Glossary

TermDefinition
amd64

AMD64 is AMD’s 64-bit extension of Intel’s x86 architecture, and is also referred to as x86_64 (or x86-64).
arm64

ARM64 is the 64-bit extension of the ARM CPU architecture. arm64 architecture is used in Apple silicon machines.
base image

A base image has no parent image. It is created using one of the klee image create subcommands.
build

build is the process of building images using a Dockerfile and a “context”. The context is the set of files that is used when building the image.
build container

The container created and used for the image building process. If the build succeeds, the build container is converted to an image.
container

A container is a runtime instance (a zfs clone) of an image, and consists of

  • A ZFS dataset
  • Configuration of the process-isolation environment (jail)
  • Zero or more network connections and volume mounts.
context

Directory containing files used when building an image, including a Dockerfile. Files and directories from the context can be copied using the COPY instruction during image build.
Docker

The Docker project, which is a container platform for developers and sysadmins to develop, ship, and run applications.
Dockerfile

A Dockerfile is a text document that contains all the commands you would run manually in order to build an image. Kleened build images automatically by reading the instructions from a Dockerfile.
identifier

When manipulating objects you can (sometimes) refer to them by an identifier. An identifier is either

  • An initial segment of the objects ID that uniquely determines the object.
  • The name or nametag of an object.
ident

See identifier
image

Images are the basis of containers. An image is root filesystem snapt and some execution parameters for the container runtime. An image does not have state and it never changes.
jail

Jail is term used for FreeBSDs mechanism for kernel process isolation. A set of processes running in a jailed environment is called a jail. Kleene containers are based on jails, with some additional configuration. See the FreeBSD handbook and man-pages for further details.
Klee

The CLI client used to interact with the backend daemon Kleened.
Kleene

The project documented on this website.
Kleened

The backend component in Kleene that takes care of building images, creating containers, networks, volumes etc.
nametag

Naming scheme used for images, following the format name:tag, such as nginx:latest or nginx:1.24.0. If a nametag is supplied without the tag component, Kleened assumes it is equal to latest. E.g., klee image build -t FreeBSD . is equivalent to klee image build -t FreeBSD:latest .
parent image

An image’s parent image is the image designated in the FROM directive in the image’s Dockerfile. All subsequent commands are based on this parent image.
packet filter

Packet filter is the firewall in FreeBSD that is used by Kleened for network configuration and connectivity.

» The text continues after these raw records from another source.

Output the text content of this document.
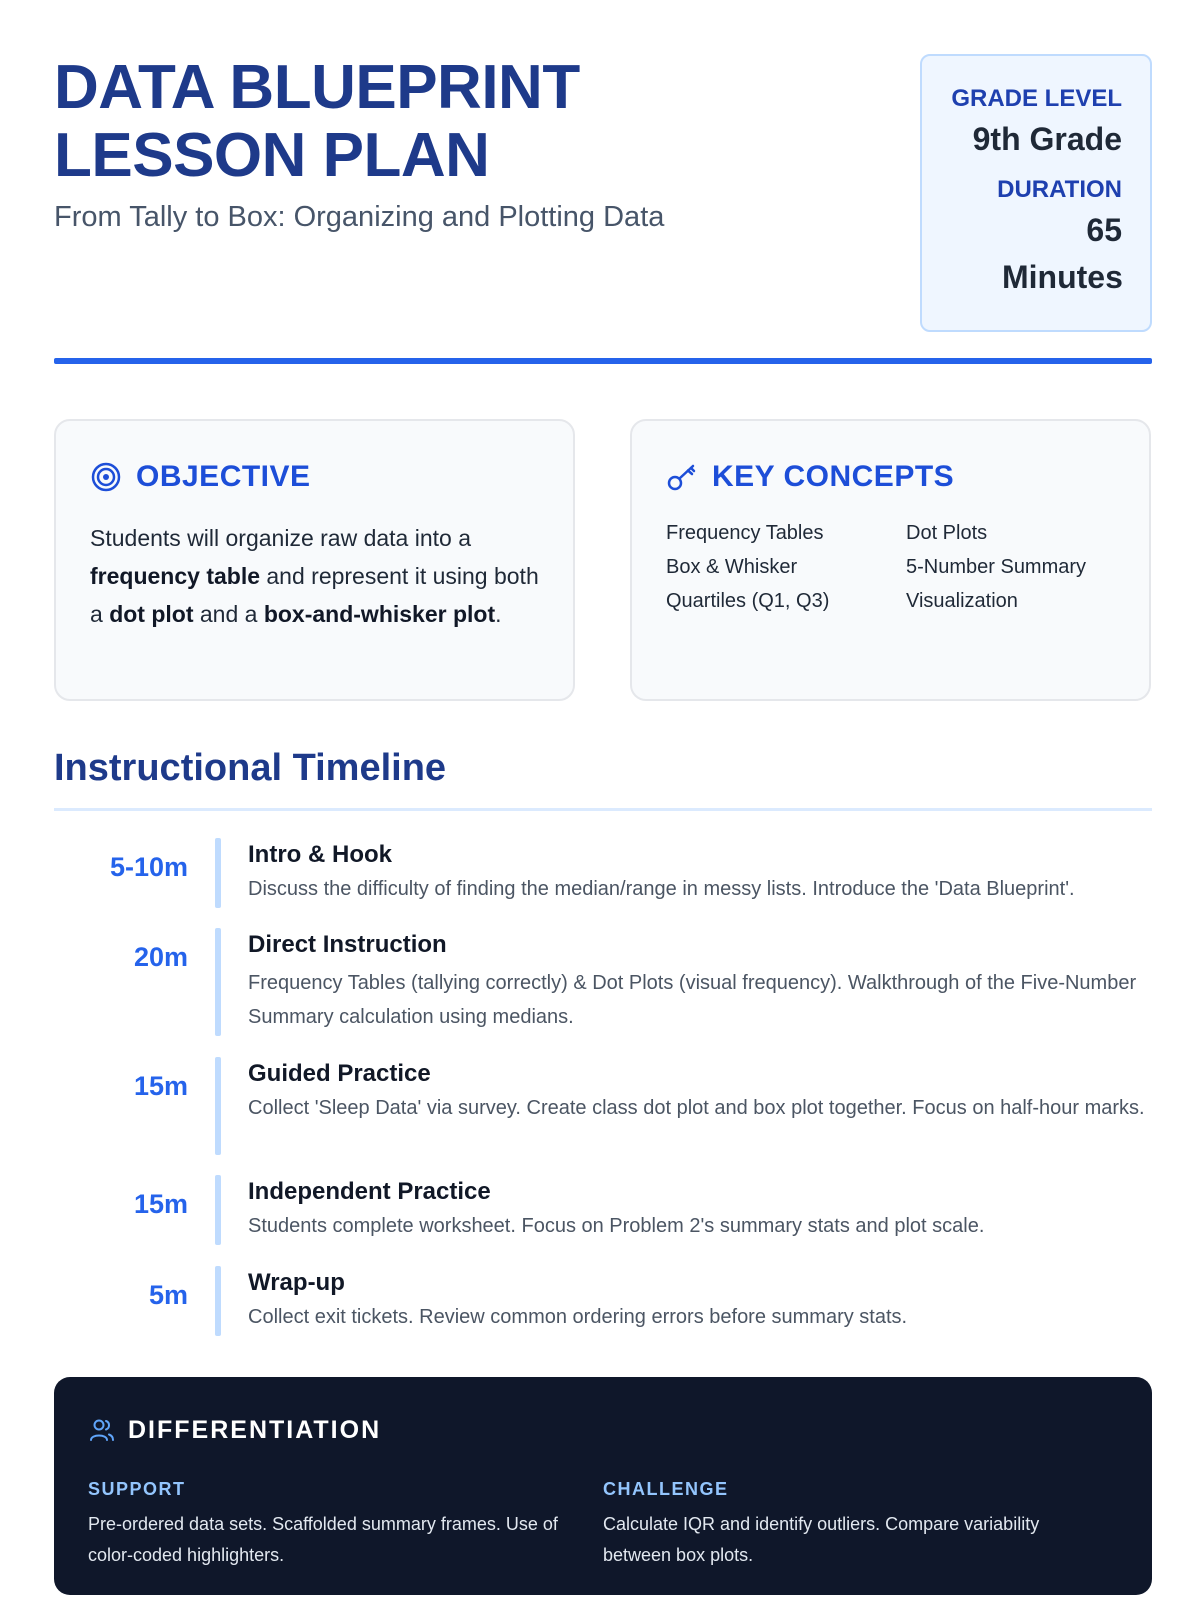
DATA BLUEPRINT LESSON PLAN
From Tally to Box: Organizing and Plotting Data
GRADE LEVEL
9th Grade
DURATION
65 Minutes
OBJECTIVE

Students will organize raw data into a frequency table and represent it using both a dot plot and a box-and-whisker plot.

KEY CONCEPTS
Frequency Tables	Dot Plots
Box & Whisker	5-Number Summary
Quartiles (Q1, Q3)	Visualization
Instructional Timeline
5-10m	Intro & Hook
Discuss the difficulty of finding the median/range in messy lists. Introduce the 'Data Blueprint'.
20m	Direct Instruction
Frequency Tables (tallying correctly) & Dot Plots (visual frequency). Walkthrough of the Five-Number Summary calculation using medians.
15m	Guided Practice
Collect 'Sleep Data' via survey. Create class dot plot and box plot together. Focus on half-hour marks.
15m	Independent Practice
Students complete worksheet. Focus on Problem 2's summary stats and plot scale.
5m	Wrap-up
Collect exit tickets. Review common ordering errors before summary stats.
DIFFERENTIATION
SUPPORT
Pre-ordered data sets. Scaffolded summary frames. Use of color-coded highlighters.
CHALLENGE
Calculate IQR and identify outliers. Compare variability between box plots.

Consult the FreeBSD handbook and man-pages for more information.
pf

See packet filter
tag

A tag is a component in the nametag naming scheme used for naming images.
volume

A volume is a designated zfs dataset mounted into zero or more containers using nullfs. Volumes are used to persist data, independent of the container’s life cycle. Kleened therefore never automatically deletes volumes when you remove a container, nor will it “garbage collect” volumes that are no longer referenced by a container.
x86_64

x86_64 (or x86-64) refers to a 64-bit instruction set invented by AMD as an extension of Intel’s x86 architecture. AMD calls its x86_64 architecture, AMD64, and Intel calls its implementation, Intel 64.
zfs

Is the filesystem that containers, images and volumes are based on. Especially zfs clone and zfs snapshot are frequently used when building images and creating containers.